Toronto Sun January 31, 2020 Bryan Passifiume
Toronto council’s deliberations Wednesday on a motion to move ahead with the expropriation of air space for a downtown park has left a city developer scratching their heads.
Approved at last week’s executive committee meeting, a motion to move ahead to acquire — and if talks go nowhere expropriate — 1.2 hectares of airspace over the Union Station Rail Corridor (USRC) as part of plans to develop Rail Deck Park.
The item before council involves air space city documents claim are owned by Toronto Terminal Railways (TTR) and CN Rail, but which CRAFT-Kingsmen Rail Corp. President Robert Sabato told the Toronto Sun on Jan. 22 actually belongs to them — despite claims made during Wednesday’s city council meeting by both the mayor and the city solicitor.
Sabato reiterated his company’s ownership of the airspace in a Jan. 28 letter to council, which came after one sent by CRAFT-Kingsmen lawyers.
Attempts by Councillor Jim Karygiannis to seek clarification on the matter were repeatedly halted by speaker Frances Nunziata, telling him Sabato’s letter is unrelated to council’s motion.
“You’re asking questions on land that’s not part of this report,” Nunziata interjected, cutting Karygiannis off as he was asking questions to CreateTO CEO Brian Johnston.
“It’s part and parcel,” Karigiannis rebutted. “In order for us to do that, we might have to adjoin some of the land.”
Nunziata replied, “It’s not.”
Mayor John Tory repeated the assertion in a later exchange with Karygiannis.
“It’s not part of what we’re talking about today,” Tory said.
“It’s not part of their property?” Karygiannis asked.
“It’s not what we’re talking about today,” Tory said. “We’re talking about a piece of real estate — air rights to the east of what’s talked about in that letter.”
“The land that was the subject of our letter was absolutely what was being discussed by the city today,” he told the Sun this week.
“The motion today was for part of the land that was within the parcel that we’ve been discussing in our letter.”
Already the owner of UCOR air rights between Bathurst and Spadina, CRAFT completed the purchase of air space east of Spadina in 2018 from CN and TTR, Sabato said.
That’s the same airspace highlighted in Appendix B of the report before council.
The purchases were made as part of plans to develop ORCA, a mixed-use development project that predates the city’s plans for Rail Deck Park.
Sabato told the Sun he dismisses the city’s claims that negotiations with the owners of the air space have “gone nowhere,” saying instead they never began.

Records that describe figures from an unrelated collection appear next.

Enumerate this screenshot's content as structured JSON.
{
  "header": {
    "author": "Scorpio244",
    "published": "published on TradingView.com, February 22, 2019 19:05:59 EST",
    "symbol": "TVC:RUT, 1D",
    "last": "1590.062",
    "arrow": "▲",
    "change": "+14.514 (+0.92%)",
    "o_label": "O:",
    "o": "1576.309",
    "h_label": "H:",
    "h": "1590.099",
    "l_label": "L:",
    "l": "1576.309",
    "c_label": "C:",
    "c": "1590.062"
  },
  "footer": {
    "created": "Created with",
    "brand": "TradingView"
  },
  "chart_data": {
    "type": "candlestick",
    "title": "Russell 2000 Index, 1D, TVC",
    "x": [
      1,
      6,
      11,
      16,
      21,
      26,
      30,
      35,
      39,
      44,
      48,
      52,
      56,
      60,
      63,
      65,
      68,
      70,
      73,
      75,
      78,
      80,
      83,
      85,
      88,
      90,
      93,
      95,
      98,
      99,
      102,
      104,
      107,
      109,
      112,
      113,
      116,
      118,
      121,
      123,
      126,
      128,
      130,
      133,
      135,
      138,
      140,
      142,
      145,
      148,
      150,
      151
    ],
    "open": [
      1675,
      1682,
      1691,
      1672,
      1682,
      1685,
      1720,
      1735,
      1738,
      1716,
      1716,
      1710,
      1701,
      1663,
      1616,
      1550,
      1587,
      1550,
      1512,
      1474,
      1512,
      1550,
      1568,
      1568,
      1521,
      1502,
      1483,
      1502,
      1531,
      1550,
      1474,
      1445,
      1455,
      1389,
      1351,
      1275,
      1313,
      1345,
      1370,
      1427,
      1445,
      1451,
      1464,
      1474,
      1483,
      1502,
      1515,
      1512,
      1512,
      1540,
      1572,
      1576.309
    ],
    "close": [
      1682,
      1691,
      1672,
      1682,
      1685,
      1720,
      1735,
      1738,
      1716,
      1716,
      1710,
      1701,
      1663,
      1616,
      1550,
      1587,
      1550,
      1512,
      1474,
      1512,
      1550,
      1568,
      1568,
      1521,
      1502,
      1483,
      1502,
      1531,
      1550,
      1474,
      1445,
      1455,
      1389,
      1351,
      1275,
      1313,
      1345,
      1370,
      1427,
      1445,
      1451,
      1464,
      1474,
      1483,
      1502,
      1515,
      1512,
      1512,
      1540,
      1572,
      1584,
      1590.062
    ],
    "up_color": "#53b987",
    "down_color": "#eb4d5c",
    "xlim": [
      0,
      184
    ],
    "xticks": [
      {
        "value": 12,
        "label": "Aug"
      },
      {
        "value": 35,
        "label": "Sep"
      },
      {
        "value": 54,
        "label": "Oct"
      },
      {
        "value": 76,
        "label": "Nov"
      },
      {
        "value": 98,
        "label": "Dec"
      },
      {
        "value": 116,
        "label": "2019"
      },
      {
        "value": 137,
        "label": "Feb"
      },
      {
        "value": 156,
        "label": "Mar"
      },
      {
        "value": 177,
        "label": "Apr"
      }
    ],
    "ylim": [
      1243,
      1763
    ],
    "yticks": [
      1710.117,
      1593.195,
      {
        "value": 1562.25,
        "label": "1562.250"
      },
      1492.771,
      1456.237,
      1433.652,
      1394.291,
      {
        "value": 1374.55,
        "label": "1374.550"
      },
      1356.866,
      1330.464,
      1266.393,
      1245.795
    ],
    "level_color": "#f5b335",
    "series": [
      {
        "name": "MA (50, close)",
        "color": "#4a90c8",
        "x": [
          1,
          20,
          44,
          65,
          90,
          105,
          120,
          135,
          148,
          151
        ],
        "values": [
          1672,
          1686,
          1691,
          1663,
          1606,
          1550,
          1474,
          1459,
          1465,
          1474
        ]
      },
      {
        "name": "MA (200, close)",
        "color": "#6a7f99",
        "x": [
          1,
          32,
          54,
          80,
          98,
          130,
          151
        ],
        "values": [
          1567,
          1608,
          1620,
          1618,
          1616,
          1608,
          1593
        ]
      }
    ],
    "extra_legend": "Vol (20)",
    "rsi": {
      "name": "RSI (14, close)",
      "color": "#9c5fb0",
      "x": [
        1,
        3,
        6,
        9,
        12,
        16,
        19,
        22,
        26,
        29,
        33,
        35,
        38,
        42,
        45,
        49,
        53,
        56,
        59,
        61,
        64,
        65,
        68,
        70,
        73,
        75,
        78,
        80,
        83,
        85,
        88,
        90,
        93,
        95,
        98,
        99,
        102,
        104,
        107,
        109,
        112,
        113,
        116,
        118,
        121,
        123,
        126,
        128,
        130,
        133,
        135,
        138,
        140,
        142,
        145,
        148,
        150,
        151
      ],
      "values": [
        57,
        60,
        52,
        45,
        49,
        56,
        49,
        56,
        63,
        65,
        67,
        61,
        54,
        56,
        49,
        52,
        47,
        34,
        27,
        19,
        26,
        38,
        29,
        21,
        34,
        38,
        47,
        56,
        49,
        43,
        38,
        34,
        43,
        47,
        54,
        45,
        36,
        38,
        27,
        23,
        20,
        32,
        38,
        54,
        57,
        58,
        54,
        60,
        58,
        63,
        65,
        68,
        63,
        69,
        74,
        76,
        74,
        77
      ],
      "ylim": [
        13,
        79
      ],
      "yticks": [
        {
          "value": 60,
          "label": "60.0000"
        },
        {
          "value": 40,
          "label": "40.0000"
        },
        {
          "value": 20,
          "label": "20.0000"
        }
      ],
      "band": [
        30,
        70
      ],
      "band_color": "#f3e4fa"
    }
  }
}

A letter provided to the Sun by the ORCA project from Bennett Jones LLP on behalf of both CN Rail and TTR states that no negotiations have taken place between them or the city in regards to acquiring air space over the rail corridor.
In their letter to council, Craft-Kingsman presented four options to the city: enter into an agreement under Sec. 30 of the Ontario Expropriations Act, lease the air rights for $25 million per year, purchase the air rights outright for $340 million, or make additional air rights available to the city to enable establishment of a linear park.
Council’s motion passed unanimously.